During a farewell speech at the National Press Club after 10 years on the board, Hersman recalled the different outcomes for two children aboard United flight 232, which crashed in 1989 in Sioux City, Iowa. The crash killed 185 people, but 111 survived.
Two sets of parents with small children were told to brace for impact by placing infants on the floor cushioned with blankets.
But the plane approached the runway at 240 mph, cartwheeled and caught on fire, and parents were unable to find the children when evacuating. Another passenger heard an 11-month-old girl crying and carried her out.
"Those mothers couldn't hold onto their babies," Hersman said. "Nobody could have."
She was joined on the dais by Jan Brown, a flight attendant who blocked another parent from going back into the burning plane to look for her 22-month-old son, who died. Brown has lobbied for 25 years to require child-safety seats for children on planes, but the Federal Aviation Administration hasn't adopted the requirement.
"When I came the board in 2004, it was almost unbelievable that that was still allowed to go on," Hersman said of unbelted children on airliners, in contrast to state laws requiring child-safety seats in cars. "They're just as valuable in the airplane as they are in the car."

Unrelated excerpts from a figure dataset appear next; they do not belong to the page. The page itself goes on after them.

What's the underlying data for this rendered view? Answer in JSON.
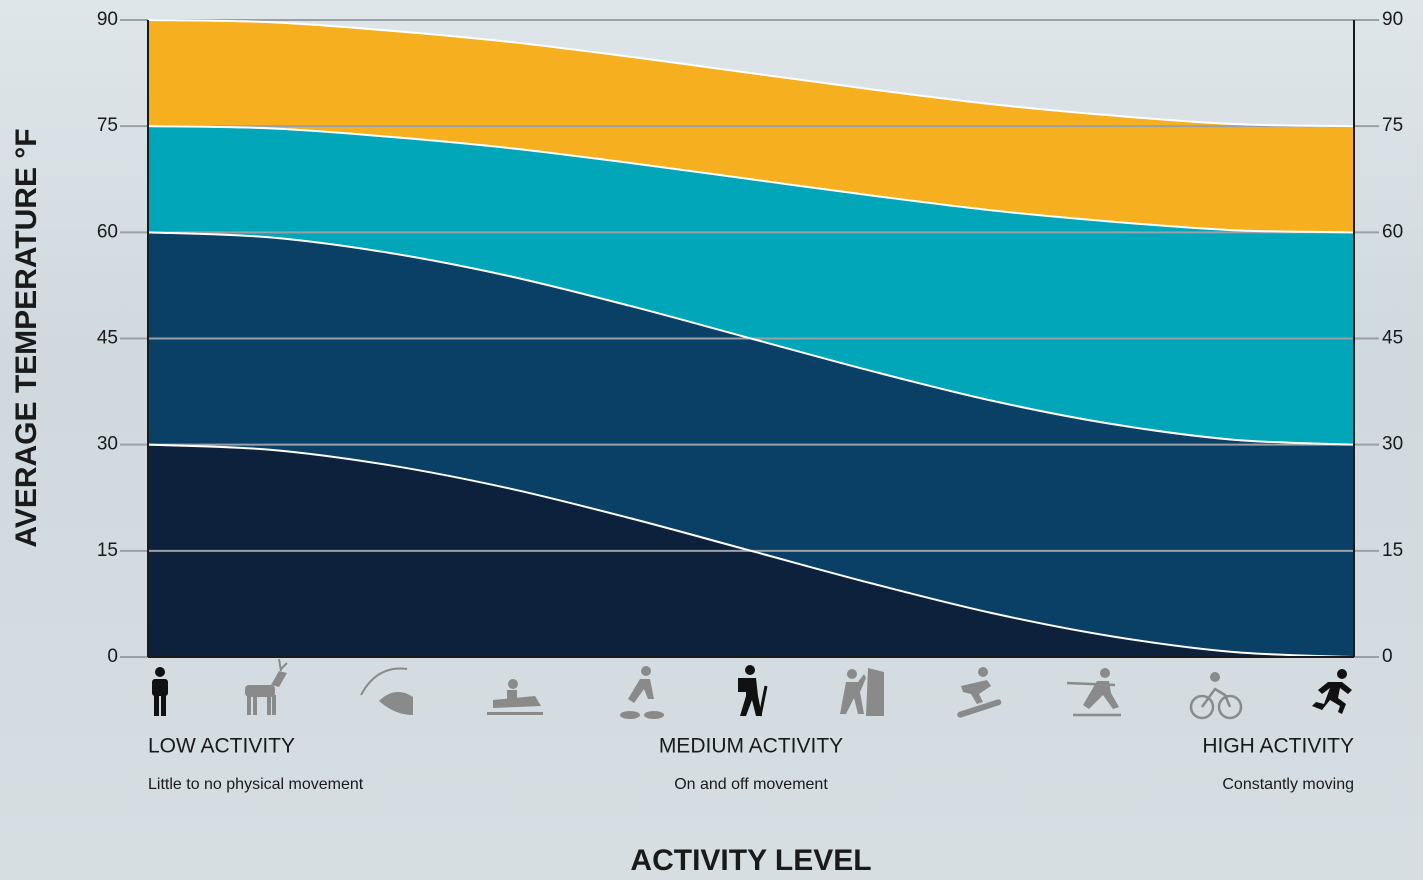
{
  "chart_data": {
    "type": "area",
    "stacked": true,
    "smooth": true,
    "ylabel": "AVERAGE TEMPERATURE °F",
    "xlabel": "ACTIVITY LEVEL",
    "categories": [
      null,
      null,
      null,
      null,
      null,
      null,
      null,
      null,
      null,
      null,
      null
    ],
    "series": [
      {
        "color": "#0d213d",
        "values": [
          30,
          29.3,
          27.1,
          23.8,
          19.6,
          15,
          10.4,
          6.2,
          2.9,
          0.7,
          0
        ]
      },
      {
        "color": "#0a3f66",
        "values": [
          30,
          30,
          30,
          30,
          30,
          30,
          30,
          30,
          30,
          30,
          30
        ]
      },
      {
        "color": "#02a6b9",
        "values": [
          15,
          15.4,
          16.4,
          18.1,
          20.2,
          22.5,
          24.8,
          26.9,
          28.6,
          29.6,
          30
        ]
      },
      {
        "color": "#f5af1f",
        "values": [
          15,
          15,
          15,
          15,
          15,
          15,
          15,
          15,
          15,
          15,
          15
        ]
      }
    ],
    "ylim": [
      0,
      90
    ],
    "yticks": [
      0,
      15,
      30,
      45,
      60,
      75,
      90
    ],
    "y2lim": [
      0,
      90
    ],
    "y2ticks": [
      0,
      15,
      30,
      45,
      60,
      75,
      90
    ],
    "grid": true,
    "activity_labels": [
      {
        "title": "LOW ACTIVITY",
        "subtitle": "Little to no physical movement"
      },
      {
        "title": "MEDIUM ACTIVITY",
        "subtitle": "On and off movement"
      },
      {
        "title": "HIGH ACTIVITY",
        "subtitle": "Constantly moving"
      }
    ]
  }
}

She is leaving the NTSB to become head of the National Safety Council, where she hopes to continue advocating on a broad range of safety issues.
Hersman said transportation is very safe. She cited safety improvements since the Sioux City crash with helping limit the deaths to three in the crash-landing of Asiana Airlines flight 214 in San Francisco in July 2013.

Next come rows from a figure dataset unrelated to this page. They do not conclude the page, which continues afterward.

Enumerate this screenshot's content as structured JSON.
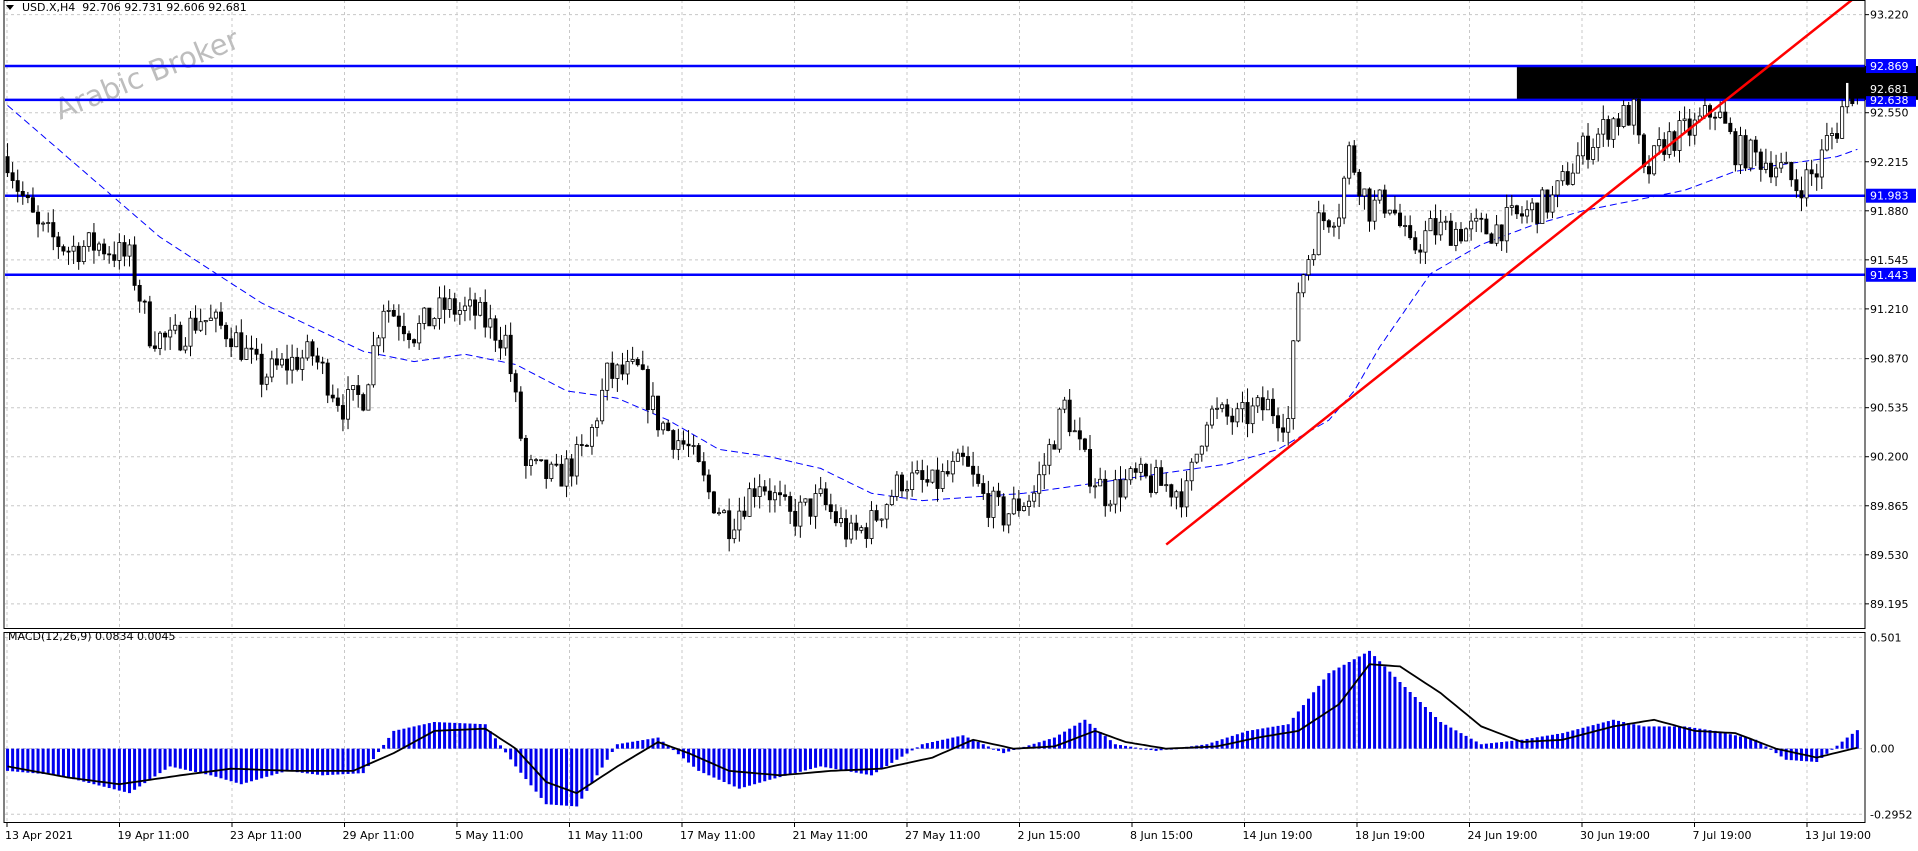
{
  "chart_data": [
    {
      "type": "candlestick",
      "symbol": "USD.X,H4",
      "ohlc": {
        "open": 92.706,
        "high": 92.731,
        "low": 92.606,
        "close": 92.681
      },
      "ylim": [
        89.03,
        93.32
      ],
      "y_ticks": [
        "93.220",
        "92.550",
        "92.215",
        "91.880",
        "91.545",
        "91.210",
        "90.870",
        "90.535",
        "90.200",
        "89.865",
        "89.530",
        "89.195"
      ],
      "x_ticks": [
        "13 Apr 2021",
        "19 Apr 11:00",
        "23 Apr 11:00",
        "29 Apr 11:00",
        "5 May 11:00",
        "11 May 11:00",
        "17 May 11:00",
        "21 May 11:00",
        "27 May 11:00",
        "2 Jun 15:00",
        "8 Jun 15:00",
        "14 Jun 19:00",
        "18 Jun 19:00",
        "24 Jun 19:00",
        "30 Jun 19:00",
        "7 Jul 19:00",
        "13 Jul 19:00"
      ],
      "close_path": [
        [
          0,
          92.25
        ],
        [
          2,
          92.05
        ],
        [
          6,
          91.75
        ],
        [
          12,
          91.62
        ],
        [
          18,
          91.65
        ],
        [
          24,
          91.55
        ],
        [
          28,
          91.05
        ],
        [
          32,
          90.98
        ],
        [
          38,
          91.15
        ],
        [
          44,
          91.05
        ],
        [
          50,
          90.75
        ],
        [
          56,
          90.85
        ],
        [
          60,
          90.9
        ],
        [
          66,
          90.55
        ],
        [
          70,
          90.62
        ],
        [
          74,
          91.25
        ],
        [
          80,
          91.05
        ],
        [
          86,
          91.22
        ],
        [
          92,
          91.18
        ],
        [
          98,
          91.0
        ],
        [
          102,
          90.12
        ],
        [
          108,
          90.05
        ],
        [
          114,
          90.25
        ],
        [
          118,
          90.75
        ],
        [
          124,
          90.78
        ],
        [
          128,
          90.45
        ],
        [
          134,
          90.25
        ],
        [
          138,
          89.95
        ],
        [
          142,
          89.75
        ],
        [
          148,
          90.05
        ],
        [
          154,
          89.78
        ],
        [
          160,
          89.9
        ],
        [
          166,
          89.65
        ],
        [
          170,
          89.75
        ],
        [
          176,
          90.05
        ],
        [
          182,
          90.0
        ],
        [
          188,
          90.15
        ],
        [
          192,
          89.92
        ],
        [
          196,
          89.8
        ],
        [
          202,
          89.95
        ],
        [
          208,
          90.55
        ],
        [
          212,
          90.15
        ],
        [
          216,
          89.95
        ],
        [
          222,
          90.05
        ],
        [
          228,
          90.0
        ],
        [
          232,
          89.95
        ],
        [
          236,
          90.5
        ],
        [
          242,
          90.45
        ],
        [
          248,
          90.55
        ],
        [
          252,
          90.45
        ],
        [
          254,
          91.35
        ],
        [
          258,
          91.8
        ],
        [
          262,
          91.9
        ],
        [
          264,
          92.28
        ],
        [
          268,
          91.9
        ],
        [
          272,
          91.95
        ],
        [
          276,
          91.6
        ],
        [
          280,
          91.75
        ],
        [
          286,
          91.75
        ],
        [
          292,
          91.75
        ],
        [
          298,
          91.85
        ],
        [
          304,
          91.95
        ],
        [
          310,
          92.3
        ],
        [
          316,
          92.5
        ],
        [
          320,
          92.55
        ],
        [
          322,
          92.1
        ],
        [
          326,
          92.35
        ],
        [
          332,
          92.45
        ],
        [
          336,
          92.58
        ],
        [
          340,
          92.3
        ],
        [
          344,
          92.25
        ],
        [
          348,
          92.2
        ],
        [
          352,
          92.05
        ],
        [
          356,
          92.15
        ],
        [
          358,
          92.35
        ],
        [
          360,
          92.45
        ],
        [
          362,
          92.72
        ],
        [
          364,
          92.681
        ]
      ],
      "moving_average": [
        [
          0,
          92.6
        ],
        [
          30,
          91.7
        ],
        [
          50,
          91.25
        ],
        [
          70,
          90.92
        ],
        [
          80,
          90.85
        ],
        [
          90,
          90.9
        ],
        [
          100,
          90.83
        ],
        [
          110,
          90.65
        ],
        [
          120,
          90.6
        ],
        [
          130,
          90.45
        ],
        [
          140,
          90.25
        ],
        [
          150,
          90.2
        ],
        [
          160,
          90.12
        ],
        [
          170,
          89.95
        ],
        [
          180,
          89.9
        ],
        [
          200,
          89.95
        ],
        [
          220,
          90.05
        ],
        [
          240,
          90.15
        ],
        [
          250,
          90.25
        ],
        [
          260,
          90.45
        ],
        [
          265,
          90.65
        ],
        [
          270,
          90.95
        ],
        [
          280,
          91.45
        ],
        [
          290,
          91.65
        ],
        [
          300,
          91.78
        ],
        [
          310,
          91.88
        ],
        [
          320,
          91.95
        ],
        [
          330,
          92.02
        ],
        [
          340,
          92.15
        ],
        [
          350,
          92.2
        ],
        [
          360,
          92.25
        ],
        [
          364,
          92.3
        ]
      ],
      "horizontal_levels": [
        {
          "value": 92.869,
          "label": "92.869"
        },
        {
          "value": 92.638,
          "label": "92.638"
        },
        {
          "value": 91.983,
          "label": "91.983"
        },
        {
          "value": 91.443,
          "label": "91.443"
        }
      ],
      "current_price_label": "92.681",
      "trendline": {
        "from": [
          228,
          89.6
        ],
        "to": [
          364,
          93.35
        ],
        "color": "#ff0000"
      },
      "resistance_zone": {
        "x0": 297,
        "x1": 396,
        "y0": 92.869,
        "y1": 92.638,
        "color": "#000000"
      }
    },
    {
      "type": "bar+line",
      "indicator": "MACD(12,26,9)",
      "values": {
        "macd": "0.0834",
        "signal": "0.0045"
      },
      "ylim": [
        -0.33,
        0.525
      ],
      "y_ticks": [
        "0.501",
        "0.00",
        "-0.2952"
      ],
      "histogram": [
        [
          0,
          -0.1
        ],
        [
          10,
          -0.12
        ],
        [
          24,
          -0.2
        ],
        [
          32,
          -0.08
        ],
        [
          40,
          -0.12
        ],
        [
          46,
          -0.16
        ],
        [
          55,
          -0.1
        ],
        [
          62,
          -0.12
        ],
        [
          70,
          -0.11
        ],
        [
          76,
          0.08
        ],
        [
          84,
          0.12
        ],
        [
          94,
          0.11
        ],
        [
          100,
          -0.08
        ],
        [
          106,
          -0.25
        ],
        [
          112,
          -0.26
        ],
        [
          120,
          0.02
        ],
        [
          128,
          0.05
        ],
        [
          136,
          -0.1
        ],
        [
          144,
          -0.18
        ],
        [
          150,
          -0.14
        ],
        [
          160,
          -0.08
        ],
        [
          170,
          -0.12
        ],
        [
          180,
          0.02
        ],
        [
          188,
          0.06
        ],
        [
          196,
          -0.02
        ],
        [
          206,
          0.05
        ],
        [
          212,
          0.13
        ],
        [
          218,
          0.02
        ],
        [
          226,
          -0.01
        ],
        [
          236,
          0.02
        ],
        [
          244,
          0.08
        ],
        [
          252,
          0.11
        ],
        [
          260,
          0.34
        ],
        [
          268,
          0.44
        ],
        [
          274,
          0.3
        ],
        [
          282,
          0.12
        ],
        [
          290,
          0.02
        ],
        [
          298,
          0.04
        ],
        [
          306,
          0.07
        ],
        [
          316,
          0.13
        ],
        [
          322,
          0.1
        ],
        [
          330,
          0.1
        ],
        [
          336,
          0.08
        ],
        [
          344,
          0.04
        ],
        [
          350,
          -0.05
        ],
        [
          356,
          -0.06
        ],
        [
          362,
          0.05
        ],
        [
          364,
          0.0834
        ]
      ],
      "signal_line": [
        [
          0,
          -0.08
        ],
        [
          12,
          -0.13
        ],
        [
          22,
          -0.16
        ],
        [
          34,
          -0.12
        ],
        [
          44,
          -0.09
        ],
        [
          56,
          -0.1
        ],
        [
          68,
          -0.1
        ],
        [
          76,
          -0.02
        ],
        [
          84,
          0.08
        ],
        [
          94,
          0.09
        ],
        [
          100,
          0.0
        ],
        [
          106,
          -0.15
        ],
        [
          112,
          -0.2
        ],
        [
          120,
          -0.08
        ],
        [
          128,
          0.03
        ],
        [
          134,
          -0.02
        ],
        [
          142,
          -0.1
        ],
        [
          152,
          -0.12
        ],
        [
          162,
          -0.1
        ],
        [
          172,
          -0.09
        ],
        [
          182,
          -0.04
        ],
        [
          190,
          0.04
        ],
        [
          198,
          0.0
        ],
        [
          206,
          0.01
        ],
        [
          214,
          0.08
        ],
        [
          220,
          0.03
        ],
        [
          228,
          0.0
        ],
        [
          238,
          0.01
        ],
        [
          246,
          0.05
        ],
        [
          254,
          0.08
        ],
        [
          262,
          0.2
        ],
        [
          268,
          0.38
        ],
        [
          274,
          0.37
        ],
        [
          282,
          0.25
        ],
        [
          290,
          0.1
        ],
        [
          298,
          0.03
        ],
        [
          306,
          0.04
        ],
        [
          316,
          0.1
        ],
        [
          324,
          0.13
        ],
        [
          332,
          0.08
        ],
        [
          340,
          0.07
        ],
        [
          348,
          0.0
        ],
        [
          356,
          -0.04
        ],
        [
          364,
          0.0045
        ]
      ]
    }
  ],
  "watermark": "Arabic Broker"
}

Technology to avoid aviation collisions and to warn pilots when they are too close to the ground have prevented crashes where people failed in the past, Hersman said.
But she said safety always can be improved.
• For cars, she said manufacturers have collision-avoidance technology, with automation for brakes and cruise control. But she said it must be installed on more than just the most expensive vehicles.
• For buses, Hersman said more people travel on motorcoaches each year than on planes. But she said regulators and the industry must weed out bad companies to reduce the number of crashes.
• For railroads, the NTSB is holding a two-day hearing Tuesday and Wednesday to review rail safety as more oil is shipped by train. She said common tanker cars aren't designed to haul hazardous materials.
"We've got to get on top of it," Hersman said. "We aren't prepared."